Brian Masse, député néo-démocrate
Craintes de jeu pathologique
Des experts consultés par La Presse expriment des craintes par rapport à l’avènement de cette nouvelle forme de paris sportifs. « La formule crée plus d’occasions de parier, dit Sylvia Kairouz, titulaire de la Chaire de recherche sur l’étude du jeu de l’Université Concordia. Les joueurs sont stimulés et sursollicités, sur n’importe quel événement à l’intérieur de la partie. En plus, ça donne faussement l’impression aux joueurs qu’ils ont un plus grand contrôle, qu’ils sont davantage dans un jeu d’habiletés que dans un jeu de hasard. »
« Ça va vite. Tu peux jouer à n’importe quelle heure du jour, et c’est instantané », commente Sylvain B., membre de Joueurs anonymes Québec, qui a tâté du jeu lors d’une rechute. L’homme dit avoir passé quelques heures à parier sur le tennis : « Il y avait 36 possibilités différentes de paris. J’avais un bon buzz. Tu as l’impression d’avoir un plus grand contrôle qu’avec des paris sportifs traditionnels », dit-il.
« La rapidité avec laquelle on est capable de développer la sensation de plaisir avec un jeu de hasard a un pouvoir addictif », explique le Dr Jean-Pierre Chiasson, directeur médical du centre de traitement des dépendances Nouveau Départ.
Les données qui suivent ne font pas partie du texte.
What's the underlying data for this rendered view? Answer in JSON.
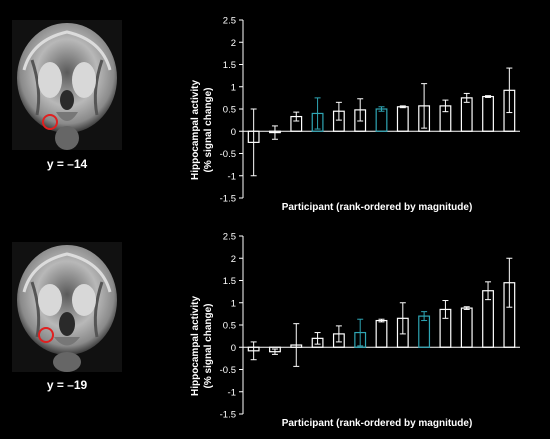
{
  "brain_panels": [
    {
      "label": "y = –14"
    },
    {
      "label": "y = –19"
    }
  ],
  "colors": {
    "background": "#000000",
    "bar_default": "#ffffff",
    "bar_highlight": "#2fa6b5",
    "roi_circle": "#e02020"
  },
  "chart_data": [
    {
      "type": "bar",
      "ylabel_line1": "Hippocampal activity",
      "ylabel_line2": "(% signal change)",
      "xlabel": "Participant (rank-ordered by magnitude)",
      "ylim": [
        -1.5,
        2.5
      ],
      "yticks": [
        "2.5",
        "2",
        "1.5",
        "1",
        "0.5",
        "0",
        "-0.5",
        "-1",
        "-1.5"
      ],
      "ytick_values": [
        2.5,
        2,
        1.5,
        1,
        0.5,
        0,
        -0.5,
        -1,
        -1.5
      ],
      "values": [
        -0.25,
        -0.03,
        0.33,
        0.4,
        0.45,
        0.48,
        0.5,
        0.55,
        0.57,
        0.57,
        0.75,
        0.78,
        0.92
      ],
      "errors": [
        0.75,
        0.15,
        0.1,
        0.35,
        0.2,
        0.25,
        0.05,
        0.02,
        0.5,
        0.13,
        0.1,
        0.02,
        0.5
      ],
      "highlighted": [
        false,
        false,
        false,
        true,
        false,
        false,
        true,
        false,
        false,
        false,
        false,
        false,
        false
      ]
    },
    {
      "type": "bar",
      "ylabel_line1": "Hippocampal activity",
      "ylabel_line2": "(% signal change)",
      "xlabel": "Participant (rank-ordered by magnitude)",
      "ylim": [
        -1.5,
        2.5
      ],
      "yticks": [
        "2.5",
        "2",
        "1.5",
        "1",
        "0.5",
        "0",
        "-0.5",
        "-1",
        "-1.5"
      ],
      "ytick_values": [
        2.5,
        2,
        1.5,
        1,
        0.5,
        0,
        -0.5,
        -1,
        -1.5
      ],
      "values": [
        -0.08,
        -0.1,
        0.05,
        0.2,
        0.3,
        0.33,
        0.6,
        0.65,
        0.7,
        0.85,
        0.88,
        1.27,
        1.45
      ],
      "errors": [
        0.2,
        0.06,
        0.48,
        0.13,
        0.18,
        0.3,
        0.03,
        0.35,
        0.1,
        0.2,
        0.03,
        0.2,
        0.55
      ],
      "highlighted": [
        false,
        false,
        false,
        false,
        false,
        true,
        false,
        false,
        true,
        false,
        false,
        false,
        false
      ]
    }
  ]
}
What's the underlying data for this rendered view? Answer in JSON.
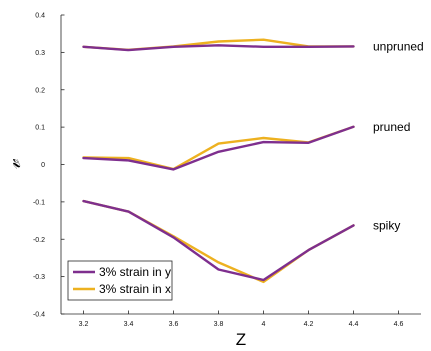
{
  "chart_data": {
    "type": "line",
    "xlabel": "Z",
    "ylabel": "𝓋",
    "xlim": [
      3.1,
      4.7
    ],
    "ylim": [
      -0.4,
      0.4
    ],
    "xticks": [
      "3.2",
      "3.4",
      "3.6",
      "3.8",
      "4",
      "4.2",
      "4.4",
      "4.6"
    ],
    "xtick_values": [
      3.2,
      3.4,
      3.6,
      3.8,
      4.0,
      4.2,
      4.4,
      4.6
    ],
    "yticks": [
      "0.4",
      "0.3",
      "0.2",
      "0.1",
      "0",
      "-0.1",
      "-0.2",
      "-0.3",
      "-0.4"
    ],
    "ytick_values": [
      0.4,
      0.3,
      0.2,
      0.1,
      0,
      -0.1,
      -0.2,
      -0.3,
      -0.4
    ],
    "grid": false,
    "legend_position": "bottom-left",
    "x": [
      3.2,
      3.4,
      3.6,
      3.8,
      4.0,
      4.2,
      4.4
    ],
    "series": [
      {
        "name": "3% strain in x",
        "color": "#EDB120",
        "group": "unpruned",
        "values": [
          0.315,
          0.307,
          0.316,
          0.329,
          0.334,
          0.316,
          0.316
        ]
      },
      {
        "name": "3% strain in y",
        "color": "#7E2F8E",
        "group": "unpruned",
        "values": [
          0.315,
          0.306,
          0.315,
          0.319,
          0.315,
          0.315,
          0.316
        ]
      },
      {
        "name": "3% strain in x",
        "color": "#EDB120",
        "group": "pruned",
        "values": [
          0.019,
          0.017,
          -0.012,
          0.056,
          0.071,
          0.059,
          0.101
        ]
      },
      {
        "name": "3% strain in y",
        "color": "#7E2F8E",
        "group": "pruned",
        "values": [
          0.017,
          0.011,
          -0.013,
          0.034,
          0.06,
          0.058,
          0.101
        ]
      },
      {
        "name": "3% strain in x",
        "color": "#EDB120",
        "group": "spiky",
        "values": [
          -0.098,
          -0.126,
          -0.192,
          -0.262,
          -0.314,
          -0.229,
          -0.163
        ]
      },
      {
        "name": "3% strain in y",
        "color": "#7E2F8E",
        "group": "spiky",
        "values": [
          -0.098,
          -0.126,
          -0.195,
          -0.281,
          -0.309,
          -0.229,
          -0.163
        ]
      }
    ],
    "annotations": [
      {
        "text": "unpruned",
        "x": 4.5,
        "y": 0.316
      },
      {
        "text": "pruned",
        "x": 4.5,
        "y": 0.101
      },
      {
        "text": "spiky",
        "x": 4.5,
        "y": -0.163
      }
    ],
    "legend": [
      {
        "label": "3% strain in y",
        "color": "#7E2F8E"
      },
      {
        "label": "3% strain in x",
        "color": "#EDB120"
      }
    ]
  }
}
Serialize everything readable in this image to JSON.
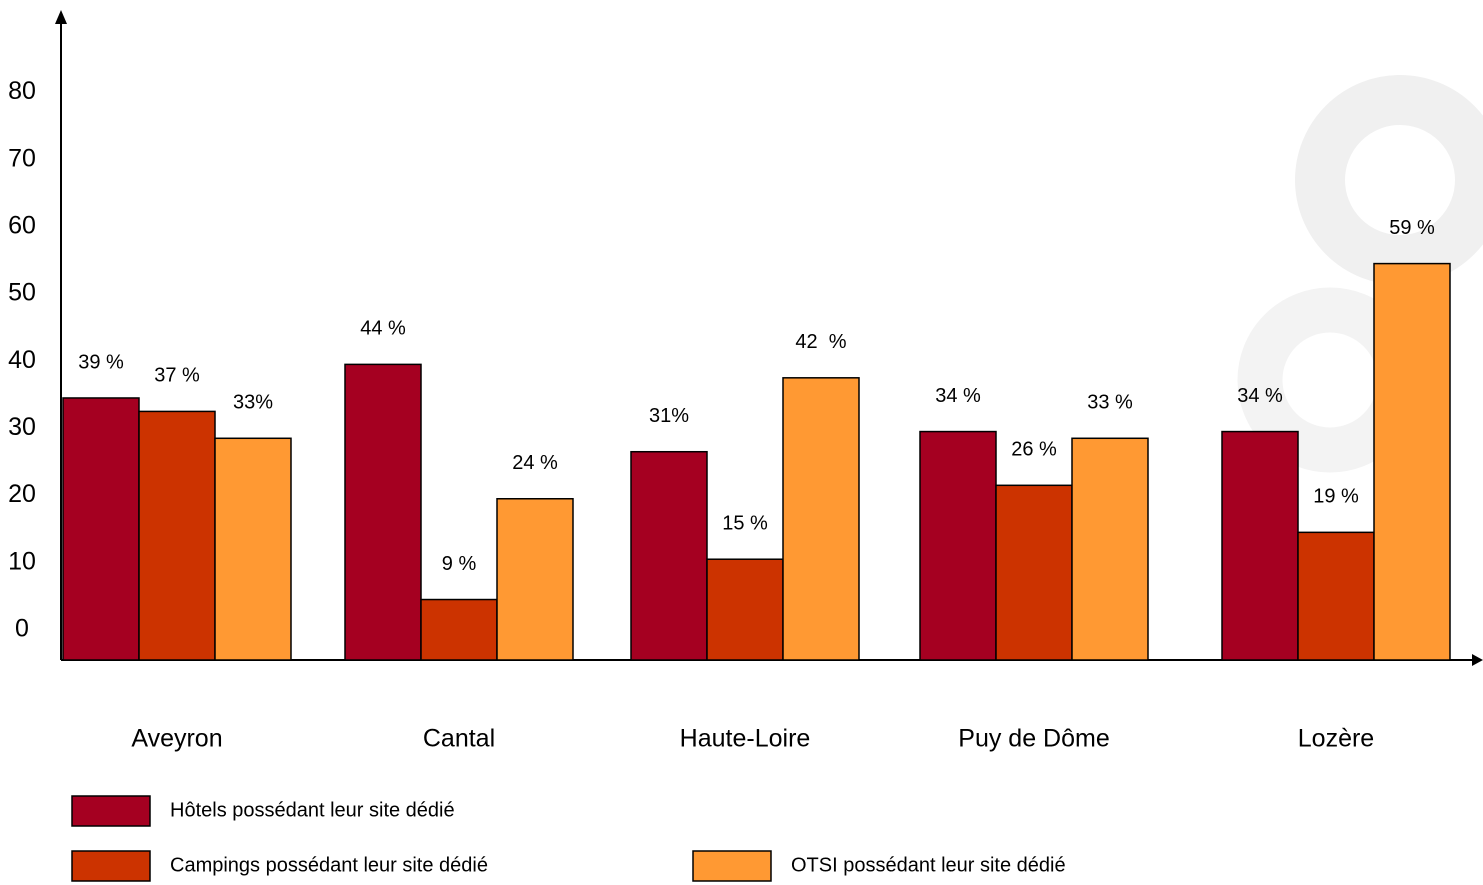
{
  "chart_data": {
    "type": "bar",
    "categories": [
      "Aveyron",
      "Cantal",
      "Haute-Loire",
      "Puy de Dôme",
      "Lozère"
    ],
    "series": [
      {
        "name": "Hôtels possédant leur site dédié",
        "color": "#a50021",
        "values": [
          39,
          44,
          31,
          34,
          34
        ],
        "value_labels": [
          "39 %",
          "44 %",
          "31%",
          "34 %",
          "34 %"
        ]
      },
      {
        "name": "Campings possédant leur site dédié",
        "color": "#cc3300",
        "values": [
          37,
          9,
          15,
          26,
          19
        ],
        "value_labels": [
          "37 %",
          "9 %",
          "15 %",
          "26 %",
          "19 %"
        ]
      },
      {
        "name": "OTSI possédant leur site dédié",
        "color": "#ff9933",
        "values": [
          33,
          24,
          42,
          33,
          59
        ],
        "value_labels": [
          "33%",
          "24 %",
          "42  %",
          "33 %",
          "59 %"
        ]
      }
    ],
    "ylim": [
      0,
      96
    ],
    "yticks": [
      0,
      10,
      20,
      30,
      40,
      50,
      60,
      70,
      80
    ],
    "grid": false
  }
}
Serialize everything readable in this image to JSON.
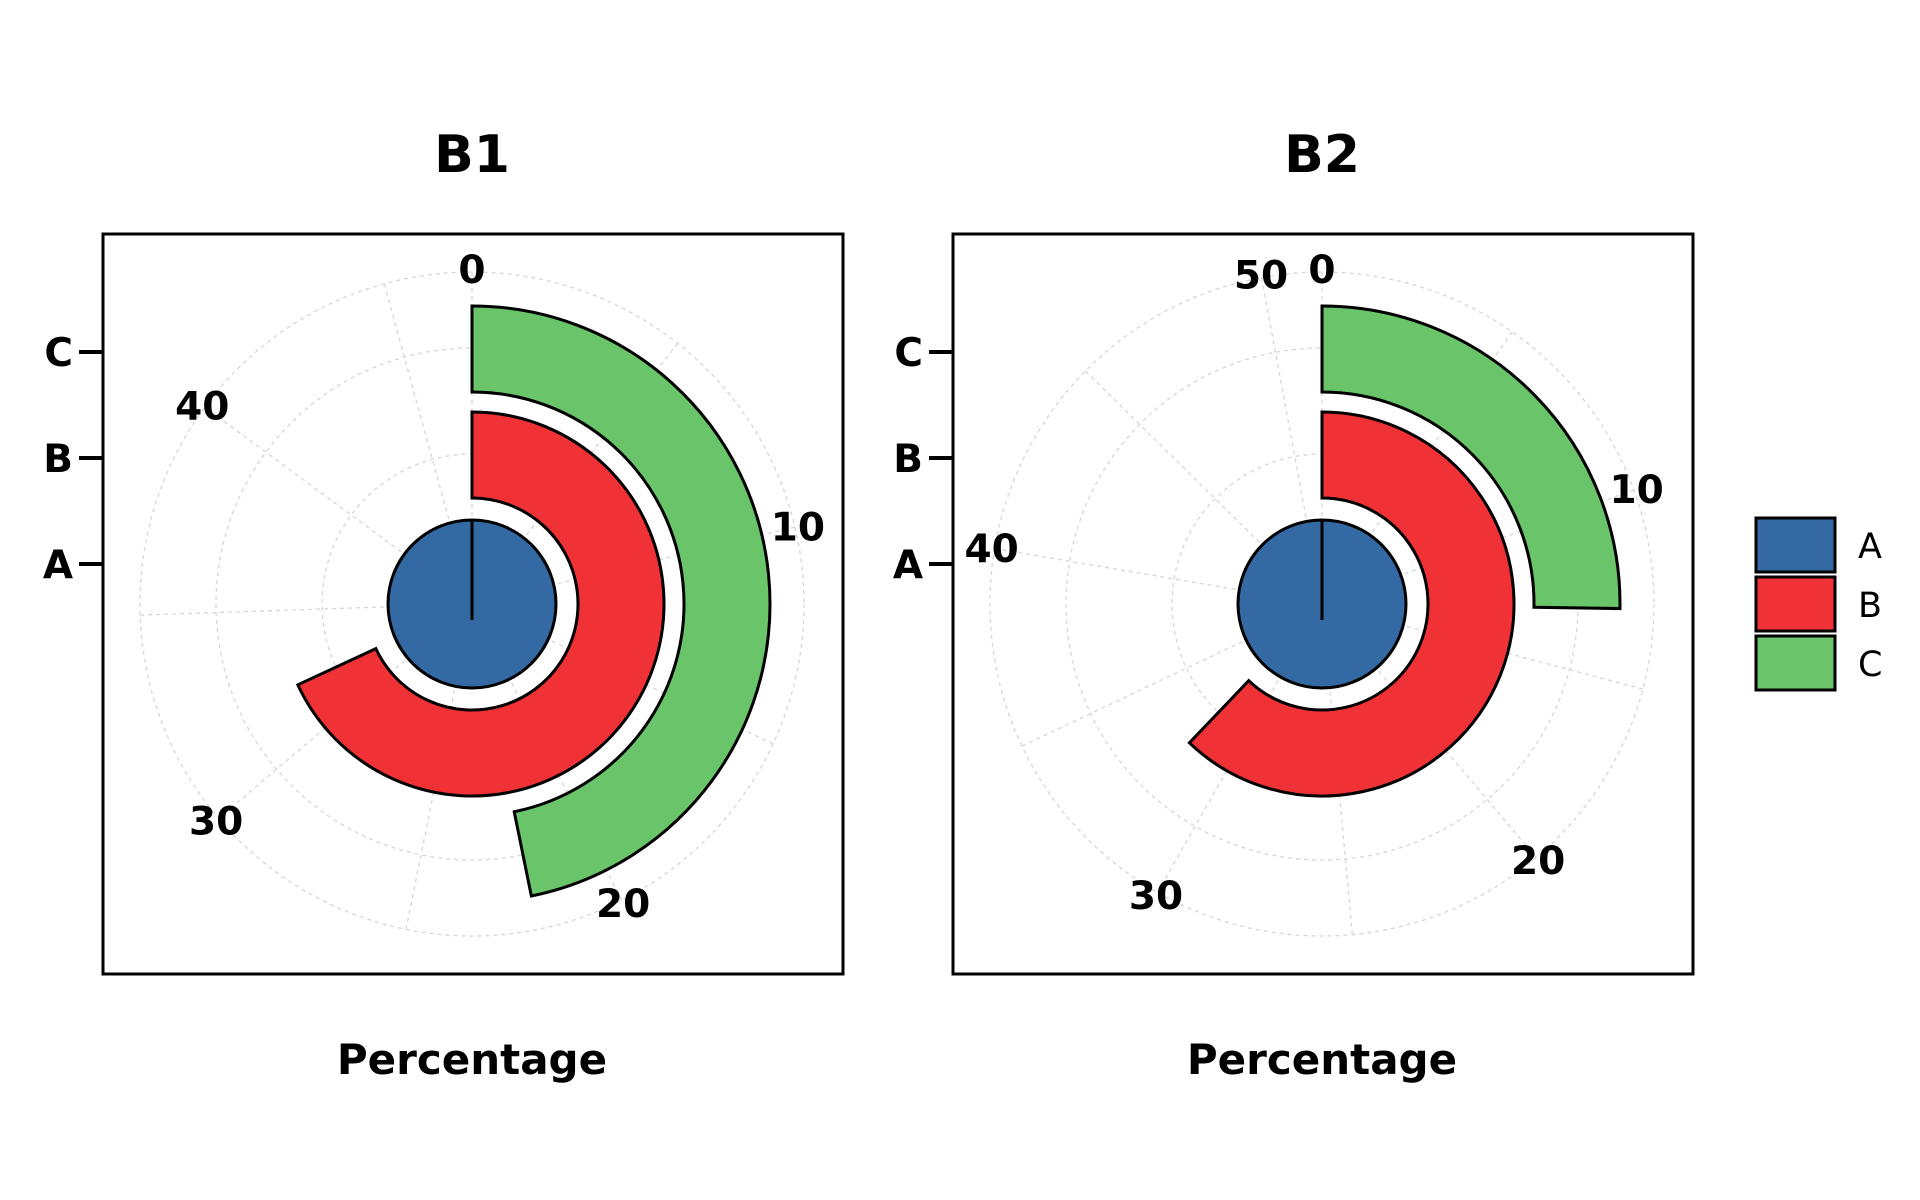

Si vous avez des actions qui se déroulent plus vite, c’est encore plus incitatif pour le gambler. C’est un facteur de risque dépendogène qui facilite le plaisir immédiat. »
Aux yeux de Sylvia Kairouz, Loto-Québec se trouve devant un dilemme cornélien face à ce type de paris. « Si nous voulons que cette société d’État reste forte et offre du jeu en exclusivité aux Québécois, il faut qu’elle réfléchisse à la possibilité d’emboîter le pas. L’offre existe de toute façon, indépendamment de ce qu’elle fait. »
Il faut cependant être conscients qu’on rendrait alors l’offre de jeu beaucoup plus agressive et beaucoup plus rapide, et il y a des risques très réels associés à ça.
Sylvia Kairouz, titulaire de la Chaire de recherche sur l’étude du jeu de l’Université Concordia
« Tu peux choisir à tout moment entre des milliers et des milliers d’événements sportifs qui se déroulent partout dans le monde », dit quant à lui Harland Redlick, un habitué de ces plateformes qui parie surtout sur le basketball. « Si tu connais bien le sport et que tu observes bien l’évolution d’une partie, tu peux choisir les bonnes occasions de paris, tu as un meilleur contrôle qu’en pariant sur une partie qui aura lieu dans trois jours, croit-il. C’est très convivial. »
« Mais c’est sûr que si tu es accro à l’action, tu peux parier constamment – 20, 30 ou 50 fois par partie. Les joueurs problématiques, ça va grimper, c’est sûr », ajoute M. Redlick, qui se décrit comme un « parieur profitable ».